Quindell Portfolio has had to issue its second response to the market since Friday (see here) following questions raised by investors and the press about its accounting techniques and underlying business health. Shares have been in nosedive since publication of its full year results on 7th May (see Quindell’s full year raises more questions). But the latest explanation seems to have helped somewhat, with Quindell’s shares rising 18%.
Concerns had been raised explicitly about the way Quindell part paid for Accident Advice Helpline in December (see Quindell spins multiple plates) using a so-called ‘equity swap’, which it said was the least dilutive approach available at the time. Worth £13.3m, Quindell said the equity swap relates to only 6.6% of receivables at the year end, and is not a material contract.
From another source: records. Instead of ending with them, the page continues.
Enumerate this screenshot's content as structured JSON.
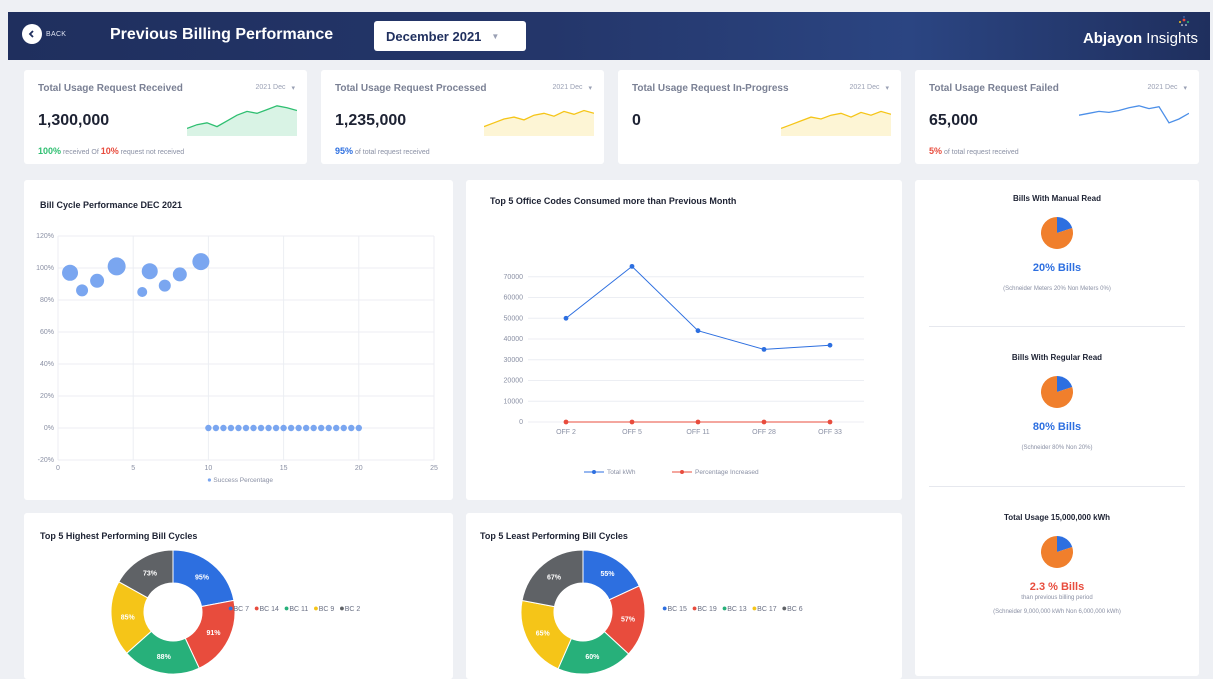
{
  "header": {
    "back_label": "BACK",
    "title": "Previous Billing Performance",
    "month": "December 2021",
    "brand_bold": "Abjayon",
    "brand_light": " Insights"
  },
  "kpis": [
    {
      "title": "Total Usage Request Received",
      "filter": "2021 Dec",
      "value": "1,300,000",
      "foot": [
        {
          "text": "100%",
          "cls": "green"
        },
        {
          "text": " received  Of  ",
          "cls": ""
        },
        {
          "text": "10%",
          "cls": "red"
        },
        {
          "text": " request not received",
          "cls": ""
        }
      ],
      "spark_color": "#2fbf71",
      "spark": [
        8,
        12,
        14,
        10,
        16,
        22,
        26,
        24,
        28,
        32,
        30,
        27
      ]
    },
    {
      "title": "Total Usage Request Processed",
      "filter": "2021 Dec",
      "value": "1,235,000",
      "foot": [
        {
          "text": "95%",
          "cls": "blue"
        },
        {
          "text": " of total request received",
          "cls": ""
        }
      ],
      "spark_color": "#f5c518",
      "spark": [
        10,
        14,
        18,
        20,
        17,
        22,
        24,
        21,
        26,
        23,
        27,
        24
      ]
    },
    {
      "title": "Total Usage Request In-Progress",
      "filter": "2021 Dec",
      "value": "0",
      "foot": [],
      "spark_color": "#f5c518",
      "spark": [
        8,
        12,
        16,
        20,
        18,
        22,
        24,
        20,
        25,
        22,
        26,
        23
      ]
    },
    {
      "title": "Total Usage Request Failed",
      "filter": "2021 Dec",
      "value": "65,000",
      "foot": [
        {
          "text": "5%",
          "cls": "red"
        },
        {
          "text": " of total request received",
          "cls": ""
        }
      ],
      "spark_color": "#4c8fe8",
      "spark": [
        22,
        24,
        26,
        25,
        27,
        30,
        32,
        29,
        31,
        14,
        18,
        24
      ]
    }
  ],
  "colors": {
    "orange": "#f07f2c",
    "blue": "#2d6fe0",
    "red_line": "#e84c3d",
    "scatter": "#7aa6f0"
  },
  "chart_data": [
    {
      "type": "scatter",
      "title": "Bill Cycle Performance DEC 2021",
      "xlim": [
        0,
        25
      ],
      "ylim": [
        -20,
        120
      ],
      "x_ticks": [
        "0",
        "5",
        "10",
        "15",
        "20",
        "25"
      ],
      "y_ticks": [
        "-20%",
        "0%",
        "20%",
        "40%",
        "60%",
        "80%",
        "100%",
        "120%"
      ],
      "legend": "Success Percentage",
      "series": [
        {
          "points": [
            {
              "x": 0.8,
              "y": 97,
              "r": 8
            },
            {
              "x": 1.6,
              "y": 86,
              "r": 6
            },
            {
              "x": 2.6,
              "y": 92,
              "r": 7
            },
            {
              "x": 3.9,
              "y": 101,
              "r": 9
            },
            {
              "x": 5.6,
              "y": 85,
              "r": 5
            },
            {
              "x": 6.1,
              "y": 98,
              "r": 8
            },
            {
              "x": 7.1,
              "y": 89,
              "r": 6
            },
            {
              "x": 8.1,
              "y": 96,
              "r": 7
            },
            {
              "x": 9.5,
              "y": 104,
              "r": 8.5
            },
            {
              "x": 10,
              "y": 0,
              "r": 3.2
            },
            {
              "x": 10.5,
              "y": 0,
              "r": 3.2
            },
            {
              "x": 11,
              "y": 0,
              "r": 3.2
            },
            {
              "x": 11.5,
              "y": 0,
              "r": 3.2
            },
            {
              "x": 12,
              "y": 0,
              "r": 3.2
            },
            {
              "x": 12.5,
              "y": 0,
              "r": 3.2
            },
            {
              "x": 13,
              "y": 0,
              "r": 3.2
            },
            {
              "x": 13.5,
              "y": 0,
              "r": 3.2
            },
            {
              "x": 14,
              "y": 0,
              "r": 3.2
            },
            {
              "x": 14.5,
              "y": 0,
              "r": 3.2
            },
            {
              "x": 15,
              "y": 0,
              "r": 3.2
            },
            {
              "x": 15.5,
              "y": 0,
              "r": 3.2
            },
            {
              "x": 16,
              "y": 0,
              "r": 3.2
            },
            {
              "x": 16.5,
              "y": 0,
              "r": 3.2
            },
            {
              "x": 17,
              "y": 0,
              "r": 3.2
            },
            {
              "x": 17.5,
              "y": 0,
              "r": 3.2
            },
            {
              "x": 18,
              "y": 0,
              "r": 3.2
            },
            {
              "x": 18.5,
              "y": 0,
              "r": 3.2
            },
            {
              "x": 19,
              "y": 0,
              "r": 3.2
            },
            {
              "x": 19.5,
              "y": 0,
              "r": 3.2
            },
            {
              "x": 20,
              "y": 0,
              "r": 3.2
            }
          ]
        }
      ]
    },
    {
      "type": "line",
      "title": "Top 5 Office Codes Consumed more than Previous Month",
      "categories": [
        "OFF 2",
        "OFF 5",
        "OFF 11",
        "OFF 28",
        "OFF 33"
      ],
      "ylim": [
        0,
        80000
      ],
      "y_ticks": [
        "0",
        "10000",
        "20000",
        "30000",
        "40000",
        "50000",
        "60000",
        "70000"
      ],
      "series": [
        {
          "name": "Total kWh",
          "color": "#2d6fe0",
          "values": [
            50000,
            75000,
            44000,
            35000,
            37000
          ]
        },
        {
          "name": "Percentage Increased",
          "color": "#e84c3d",
          "values": [
            0,
            0,
            0,
            0,
            0
          ]
        }
      ]
    },
    {
      "type": "pie",
      "title": "Top 5 Highest Performing Bill Cycles",
      "labels": [
        "BC 7",
        "BC 14",
        "BC 11",
        "BC 9",
        "BC 2"
      ],
      "values": [
        95,
        91,
        88,
        85,
        73
      ],
      "colors": [
        "#2d6fe0",
        "#e84c3d",
        "#27b07a",
        "#f5c518",
        "#5f6266"
      ]
    },
    {
      "type": "pie",
      "title": "Top 5 Least Performing Bill Cycles",
      "labels": [
        "BC 15",
        "BC 19",
        "BC 13",
        "BC 17",
        "BC 6"
      ],
      "values": [
        55,
        57,
        60,
        65,
        67
      ],
      "colors": [
        "#2d6fe0",
        "#e84c3d",
        "#27b07a",
        "#f5c518",
        "#5f6266"
      ]
    },
    {
      "type": "pie",
      "title": "Bills With Manual Read",
      "values": [
        20,
        80
      ],
      "colors": [
        "#2d6fe0",
        "#f07f2c"
      ]
    },
    {
      "type": "pie",
      "title": "Bills With Regular Read",
      "values": [
        20,
        80
      ],
      "colors": [
        "#2d6fe0",
        "#f07f2c"
      ]
    },
    {
      "type": "pie",
      "title": "Total Usage 15,000,000 kWh",
      "values": [
        20,
        80
      ],
      "colors": [
        "#2d6fe0",
        "#f07f2c"
      ]
    }
  ],
  "side": {
    "manual": {
      "title": "Bills With Manual Read",
      "big": "20% Bills",
      "note": "(Schneider Meters 20%  Non Meters 0%)"
    },
    "regular": {
      "title": "Bills With Regular Read",
      "big": "80% Bills",
      "note": "(Schneider 80%  Non 20%)"
    },
    "usage": {
      "title": "Total Usage 15,000,000 kWh",
      "big": "2.3 % Bills",
      "sub": "than previous billing period",
      "note": "(Schneider 9,000,000 kWh   Non 6,000,000 kWh)"
    }
  }
}
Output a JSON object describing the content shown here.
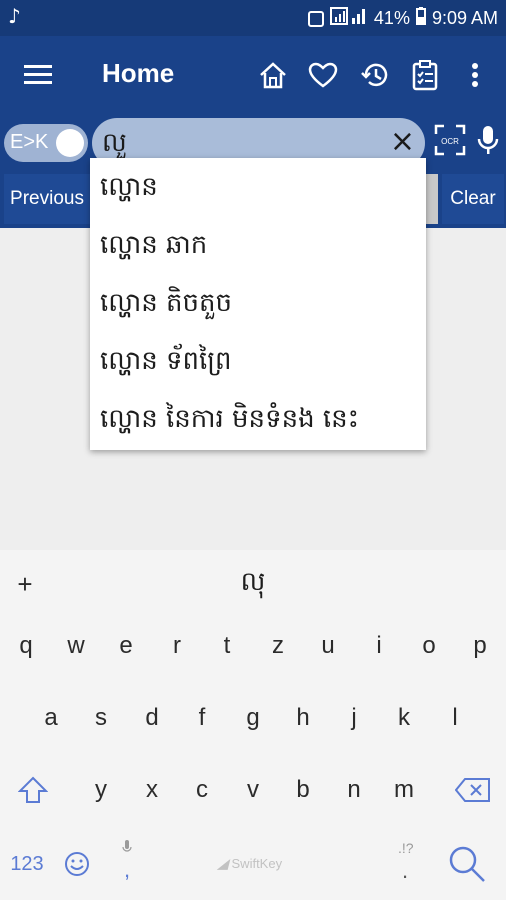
{
  "status_bar": {
    "time": "9:09 AM",
    "battery": "41%"
  },
  "app_bar": {
    "title": "Home"
  },
  "search": {
    "toggle_label": "E>K",
    "value": "លួ",
    "clear_icon": "×"
  },
  "buttons": {
    "previous": "Previous",
    "clear": "Clear"
  },
  "suggestions": [
    "ល្ហោន",
    "ល្ហោន ឆាក",
    "ល្ហោន តិចតួច",
    "ល្ហោន ទ័ពព្រៃ",
    "ល្ហោន នៃការ មិនទំនង នេះ"
  ],
  "keyboard": {
    "plus": "+",
    "candidate": "លុ",
    "row1": [
      "q",
      "w",
      "e",
      "r",
      "t",
      "z",
      "u",
      "i",
      "o",
      "p"
    ],
    "row2": [
      "a",
      "s",
      "d",
      "f",
      "g",
      "h",
      "j",
      "k",
      "l"
    ],
    "row3": [
      "y",
      "x",
      "c",
      "v",
      "b",
      "n",
      "m"
    ],
    "numbers_key": "123",
    "comma": ",",
    "punct_hint": ".!?",
    "period": ".",
    "brand": "SwiftKey"
  }
}
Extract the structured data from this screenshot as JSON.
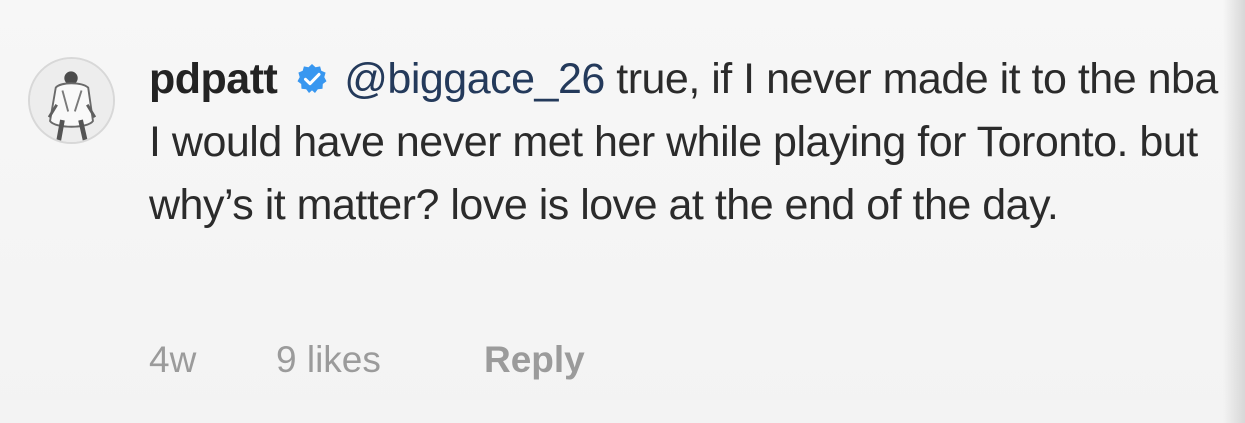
{
  "comment": {
    "username": "pdpatt",
    "mention": "@biggace_26",
    "text": " true, if I never made it to the nba I would have never met her while playing for Toronto. but why’s it matter? love is love at the end of the day.",
    "time": "4w",
    "likes": "9 likes",
    "reply_label": "Reply",
    "verified_icon": "verified-badge-icon",
    "avatar_icon": "profile-avatar"
  },
  "colors": {
    "text": "#2b2b2b",
    "meta": "#9b9b9b",
    "verified": "#3897f0",
    "mention": "#243a5b"
  }
}
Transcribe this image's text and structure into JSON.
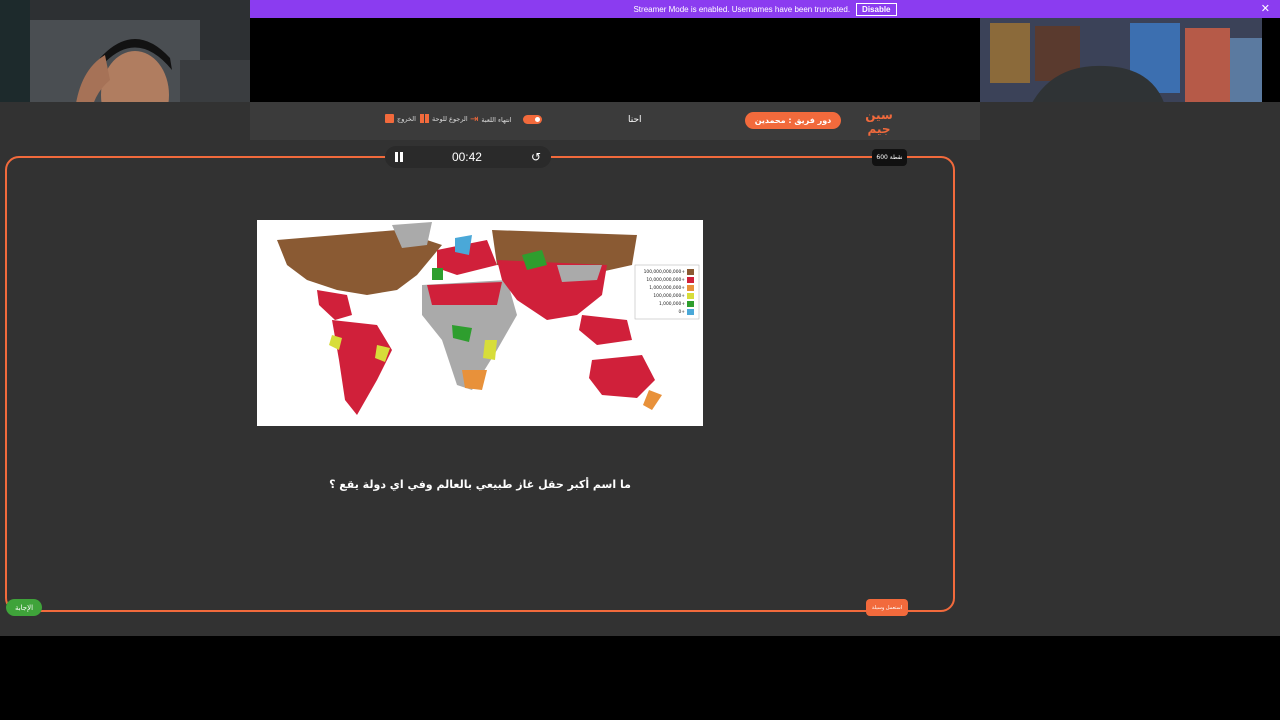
{
  "banner": {
    "text": "Streamer Mode is enabled. Usernames have been truncated.",
    "disable_label": "Disable",
    "close": "✕"
  },
  "header": {
    "logo": "سين جيم",
    "turn_pill": "دور فريق : محمدين",
    "team_name": "احنا",
    "end_game": "انتهاء اللعبة",
    "back_to_board": "الرجوع للوحة",
    "exit": "الخروج"
  },
  "timer": {
    "time": "00:42"
  },
  "points": "600 نقطة",
  "question": "ما اسم أكبر حقل غاز طبيعي بالعالم وفي اي دولة يقع ؟",
  "answer_button": "الإجابة",
  "help_button": "استعمل وسيلة",
  "map_legend": [
    "100,000,000,000+",
    "10,000,000,000+",
    "1,000,000,000+",
    "100,000,000+",
    "1,000,000+",
    "0+"
  ],
  "colors": {
    "accent": "#f26a3c",
    "banner": "#8b3cf0",
    "answer": "#3fa33a"
  }
}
Investors then turned their attention to the other receivables still owing. However Quindell said that of the £169.2m receivables on the balance sheet at the year end, some £127m were already added – made up of Ai Claims Solutions at £61.3m and Quindell Legal Services, which also added £61.3m. The outstanding £42.2m is apparently made up of receivables from the other claims outsourcing businesses. However Quindell said that it had collected approximately half of that since the year end up to 30 April 2013.
Quindell appears to have at least limited the damage from what management referred to as ‘misinformed speculation and shorting’. However it clearly now has a task on its hands to rectify some of the negative publicity. How this impacts future growth will be the real concern.